The report shone a light on the Prime Minister’s decision to spend two weeks over the February half term with his fiancée Carrie Symonds at the country retreat Chevening rather than attend meetings. The ST report quoted a senior advisor to Downing Street who criticised the Prime Minister’s lack of attendance at meetings: ‘there was a real sense that he didn’t do urgent crisis planning’, the advisor told the ST.
When asked about whether he felt an ‘embarrassed shudder of recognition’ when he read the Insight report, Gove said:
“No, I didn’t actually […] I thought it was a little off beam […] because there are a number of things in that response that are wrong; the characterisation of COBRA is wrong.”

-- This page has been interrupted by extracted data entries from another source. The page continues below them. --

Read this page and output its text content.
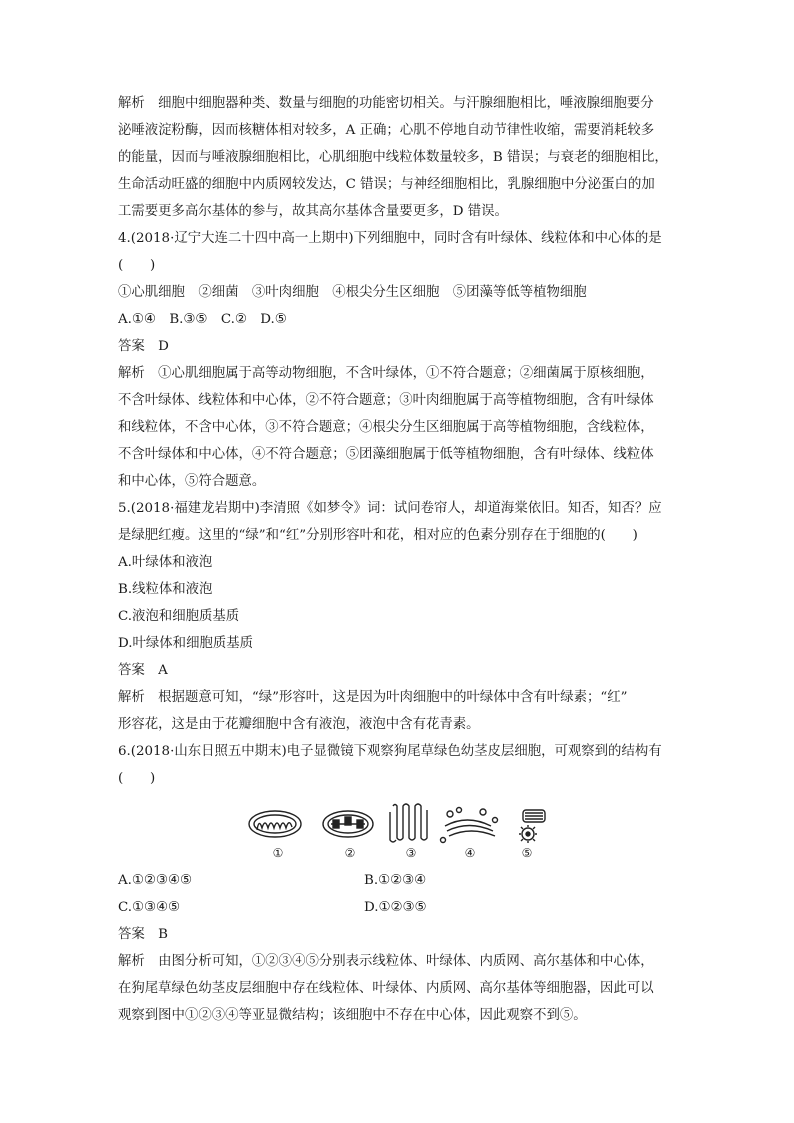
解析　细胞中细胞器种类、数量与细胞的功能密切相关。与汗腺细胞相比，唾液腺细胞要分
泌唾液淀粉酶，因而核糖体相对较多，A 正确；心肌不停地自动节律性收缩，需要消耗较多
的能量，因而与唾液腺细胞相比，心肌细胞中线粒体数量较多，B 错误；与衰老的细胞相比，
生命活动旺盛的细胞中内质网较发达，C 错误；与神经细胞相比，乳腺细胞中分泌蛋白的加
工需要更多高尔基体的参与，故其高尔基体含量要更多，D 错误。
4.(2018·辽宁大连二十四中高一上期中)下列细胞中，同时含有叶绿体、线粒体和中心体的是
(　　)
①心肌细胞　②细菌　③叶肉细胞　④根尖分生区细胞　⑤团藻等低等植物细胞
A.①④　B.③⑤　C.②　D.⑤
答案　D
解析　①心肌细胞属于高等动物细胞，不含叶绿体，①不符合题意；②细菌属于原核细胞，
不含叶绿体、线粒体和中心体，②不符合题意；③叶肉细胞属于高等植物细胞，含有叶绿体
和线粒体，不含中心体，③不符合题意；④根尖分生区细胞属于高等植物细胞，含线粒体，
不含叶绿体和中心体，④不符合题意；⑤团藻细胞属于低等植物细胞，含有叶绿体、线粒体
和中心体，⑤符合题意。
5.(2018·福建龙岩期中)李清照《如梦令》词：试问卷帘人，却道海棠依旧。知否，知否？应
是绿肥红瘦。这里的“绿”和“红”分别形容叶和花，相对应的色素分别存在于细胞的(　　)
A.叶绿体和液泡
B.线粒体和液泡
C.液泡和细胞质基质
D.叶绿体和细胞质基质
答案　A
解析　根据题意可知，“绿”形容叶，这是因为叶肉细胞中的叶绿体中含有叶绿素；“红”
形容花，这是由于花瓣细胞中含有液泡，液泡中含有花青素。
6.(2018·山东日照五中期末)电子显微镜下观察狗尾草绿色幼茎皮层细胞，可观察到的结构有
(　　)
①	②	③	④	⑤
A.①②③④⑤	B.①②③④
C.①③④⑤	D.①②③⑤
答案　B
解析　由图分析可知，①②③④⑤分别表示线粒体、叶绿体、内质网、高尔基体和中心体，
在狗尾草绿色幼茎皮层细胞中存在线粒体、叶绿体、内质网、高尔基体等细胞器，因此可以
观察到图中①②③④等亚显微结构；该细胞中不存在中心体，因此观察不到⑤。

When asked by Marr about why the PM did not attend five COBRA meetings, Gove responded:
“He didn’t but then he wouldn’t because most COBRA meetings don’t have the Prime Minister attending them – that is the whole point. The characterisation of COBRA in the Sunday Times report suggesting that it always has military staff in there and so on, is not true. COBRA meetings are led by the relevant Secretary of State in the relevant area […] it would be the case the Health Secretary would chair them […] The Prime Minister is aware of all of these decisions and takes some of these decisions.”
When asked about the UK sending 273,000 pieces of PPE to China in February, Gove added:
“Again, if you take that single fact and say ‘Oh look we’ve been running down our stocks’, then you create a particular narrative, you create a particular sense and what it doesn’t do, is it doesn’t do justice actually to the fact that the Chinese authorities, the Chinese government have responded very generously to our support by giving us far more personal protective equipment than we gave them.

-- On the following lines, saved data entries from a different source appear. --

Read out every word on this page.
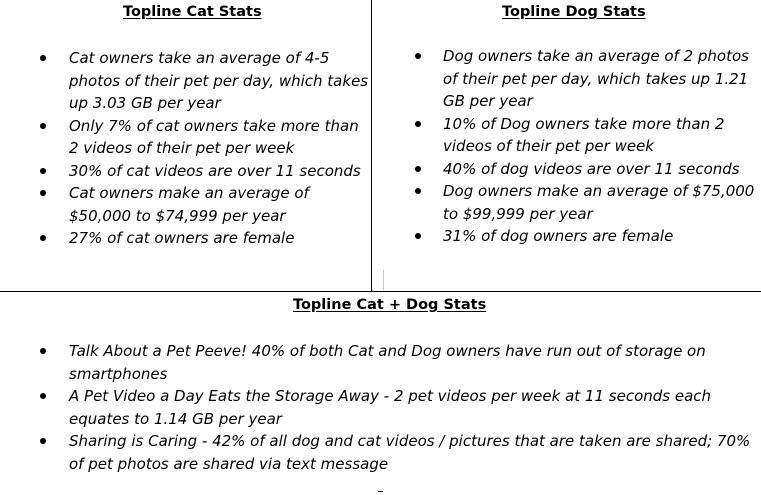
Topline Cat Stats
Cat owners take an average of 4-5 photos of their pet per day, which takes up 3.03 GB per year
Only 7% of cat owners take more than 2 videos of their pet per week
30% of cat videos are over 11 seconds
Cat owners make an average of $50,000 to $74,999 per year
27% of cat owners are female
Topline Dog Stats
Dog owners take an average of 2 photos of their pet per day, which takes up 1.21 GB per year
10% of Dog owners take more than 2 videos of their pet per week
40% of dog videos are over 11 seconds
Dog owners make an average of $75,000 to $99,999 per year
31% of dog owners are female
Topline Cat + Dog Stats
Talk About a Pet Peeve! 40% of both Cat and Dog owners have run out of storage on smartphones
A Pet Video a Day Eats the Storage Away - 2 pet videos per week at 11 seconds each equates to 1.14 GB per year
Sharing is Caring - 42% of all dog and cat videos / pictures that are taken are shared; 70% of pet photos are shared via text message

“So, if you wrench facts out of context in order to create a particular – as I say – prosecution case, you can do that, but it doesn’t do justice to the whole story.”
Gove said he found it ‘grotesque’ that the Prime Minister should be portrayed as not caring about this crisis.
The question of why the Prime Minister did not attend a number of COBRA meetings was also raised by BBC Breakfast presenter Louise Minchin with Culture Secretary Oliver Dowden this morning.
Dowden replied: “It is perfectly normal for other ministers, appropriate Secretaries of State to chair COBRA. […] In the early stages it was chaired by the Health Secretary, that’s exactly what you would expect. That doesn’t mean the Prime Minister’s not engaged. […] As the crisis progressed, he then took over chairing it, that’s a normal course of events.”
Former chief government science advisor David King told Sky News he could not recall a COBRA meeting during his time that was not chaired by the then prime minister – Tony Blair or Gordon Brown.